GERAL

UOL: Moraes atropela as primeiras linhas do Direito, opina Wálter Maierovitch

A análise abaixo foi publicada pelo colunista Wálter Maierovitch, pelo portal UOL.

Moacyr Amaral Santos, professor, jurista e ministro do Supremo Tribunal Federal, era conhecido por sua figura afável e modesta. Ele costumava vestir-se com terno e gravata-borboleta, e sua presença inspirava admiração entre os acadêmicos da Faculdade de Direito do Largo de São Francisco (USP), também conhecida como a “velha e sempre nova academia” de acordo com Goffredo da Silva Telles Jr.

Em outubro de 1967, a comunidade das Arcadas de São Francisco celebrou com entusiasmo a indicação do professor Amaral Santos para o cargo de ministro do Supremo Tribunal Federal. Durante esse momento especial, ele recebeu cumprimentos dos alunos ao lado da estátua de “José Bonifácio, o Moço”, um ilustre jurista, poeta, professor e político.

‘Primeiras linhas’

Ao chamar a obra de “Primeiras Linhas”, Amaral Santos, na verdade, ensinava a teoria geral do processo (valia para o civil e penal) e como poderiam ser dados os primeiros passos, sem escorregar.

Ou melhor, ensinava sobre o juiz natural, a competência, o devido processo, com contraditório, os sujeitos processuais legitimados e o juiz imparcial. O juiz como sujeito do processo, mas superpartes para ser mantida a isenção.

O ministro Alexandre de Moraes, pelas suas atuações persecutórias no STF (Supremo Tribunal Federal), deve ter esquecido os primeiros e fundamentais passos. Com isso vive a tropeçar nas vestes talares (toga até o talo) e abraça o arbítrio.

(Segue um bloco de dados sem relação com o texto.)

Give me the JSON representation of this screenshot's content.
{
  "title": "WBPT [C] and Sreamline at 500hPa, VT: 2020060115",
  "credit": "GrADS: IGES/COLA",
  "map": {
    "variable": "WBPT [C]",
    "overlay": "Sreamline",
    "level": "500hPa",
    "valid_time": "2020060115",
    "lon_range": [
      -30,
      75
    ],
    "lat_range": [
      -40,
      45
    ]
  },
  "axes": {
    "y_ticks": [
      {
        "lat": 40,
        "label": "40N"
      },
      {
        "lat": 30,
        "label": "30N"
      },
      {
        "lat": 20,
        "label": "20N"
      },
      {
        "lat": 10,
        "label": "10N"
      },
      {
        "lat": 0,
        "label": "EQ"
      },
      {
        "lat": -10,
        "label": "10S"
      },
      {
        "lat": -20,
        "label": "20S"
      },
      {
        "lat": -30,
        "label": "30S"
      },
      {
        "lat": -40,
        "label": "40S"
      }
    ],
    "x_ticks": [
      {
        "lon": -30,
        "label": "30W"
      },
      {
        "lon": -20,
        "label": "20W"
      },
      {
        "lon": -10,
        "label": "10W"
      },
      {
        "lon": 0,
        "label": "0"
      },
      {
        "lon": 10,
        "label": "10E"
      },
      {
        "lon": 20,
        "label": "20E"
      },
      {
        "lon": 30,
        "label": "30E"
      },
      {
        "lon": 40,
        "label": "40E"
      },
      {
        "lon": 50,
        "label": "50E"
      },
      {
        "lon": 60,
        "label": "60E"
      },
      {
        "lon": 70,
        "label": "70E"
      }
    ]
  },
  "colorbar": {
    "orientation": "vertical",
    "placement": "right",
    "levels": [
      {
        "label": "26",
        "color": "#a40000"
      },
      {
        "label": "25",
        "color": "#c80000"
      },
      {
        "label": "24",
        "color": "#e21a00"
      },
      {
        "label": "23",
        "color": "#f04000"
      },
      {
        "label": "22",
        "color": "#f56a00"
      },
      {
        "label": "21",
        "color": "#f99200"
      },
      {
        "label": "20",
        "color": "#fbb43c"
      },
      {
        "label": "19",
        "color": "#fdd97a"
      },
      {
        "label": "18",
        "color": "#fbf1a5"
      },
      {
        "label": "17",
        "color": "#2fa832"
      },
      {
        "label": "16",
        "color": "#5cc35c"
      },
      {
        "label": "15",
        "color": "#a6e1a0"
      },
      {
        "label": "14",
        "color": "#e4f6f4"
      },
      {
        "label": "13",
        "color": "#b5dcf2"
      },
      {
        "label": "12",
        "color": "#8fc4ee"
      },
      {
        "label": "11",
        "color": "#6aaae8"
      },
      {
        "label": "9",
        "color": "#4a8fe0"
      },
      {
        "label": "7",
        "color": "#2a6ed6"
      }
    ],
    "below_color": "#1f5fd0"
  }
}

Mais ainda, virou protagonista, é juiz e vítima ao mesmo tempo. Ocupa o lugar do Ministério Público e subtrai as iniciativas dos delegados de polícia judiciária. Subtrai competência dos juízes de primeiro grau de jurisdição (primeira instância).

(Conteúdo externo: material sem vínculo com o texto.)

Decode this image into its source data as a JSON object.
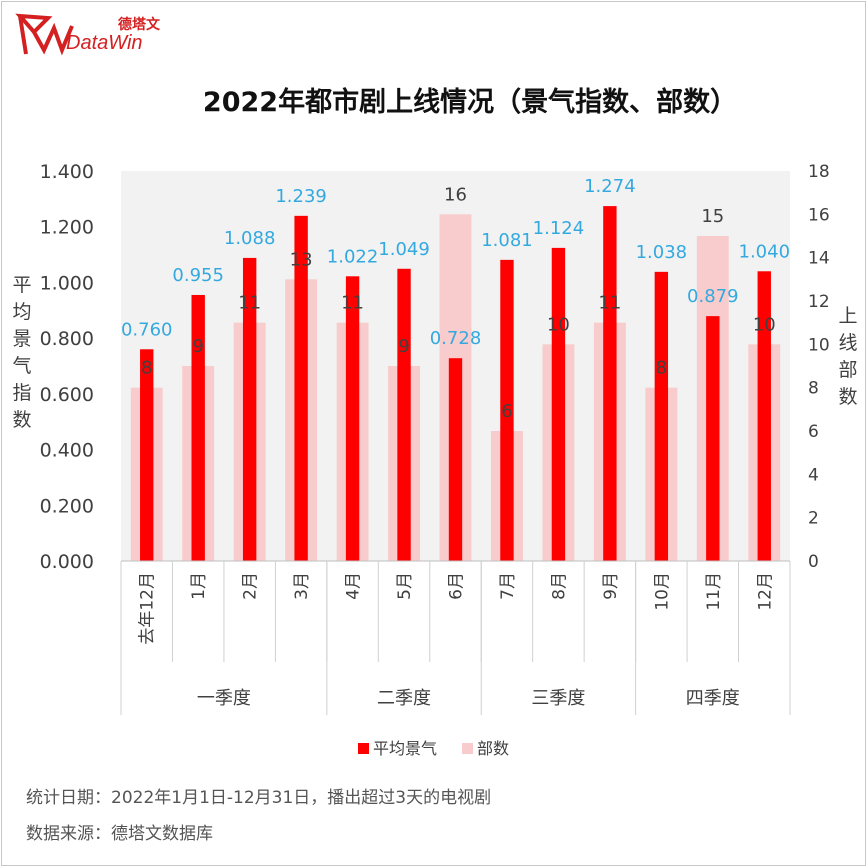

Infelizmente, nos oferece episódios grotescos como o consumado no aeroporto romano de Fiumicino. Coleciona inquéritos intermináveis e para nele incluir os que o desagradam.

‘Ne procedat judex ex officio’: o passo primeiro

Como professor catedrático de processo, Amaral Santos preparou uma obra com dois volumes iniciais (o terceiro veio bem depois) para os seus alunos. Deu, como frisei acima, um significativo título, para não assustar os estudantes: Primeiras Linhas.

Nas “primeiras linhas” ensinou um “primeiro passo”: o juiz, e essa é a regra, não atua sem ser provocado, chamado. Isso quer dizer, não pode ter a iniciativa.

É um princípio universal do Direito, expresso no brocardo latino “ne procedat judex ex officio”.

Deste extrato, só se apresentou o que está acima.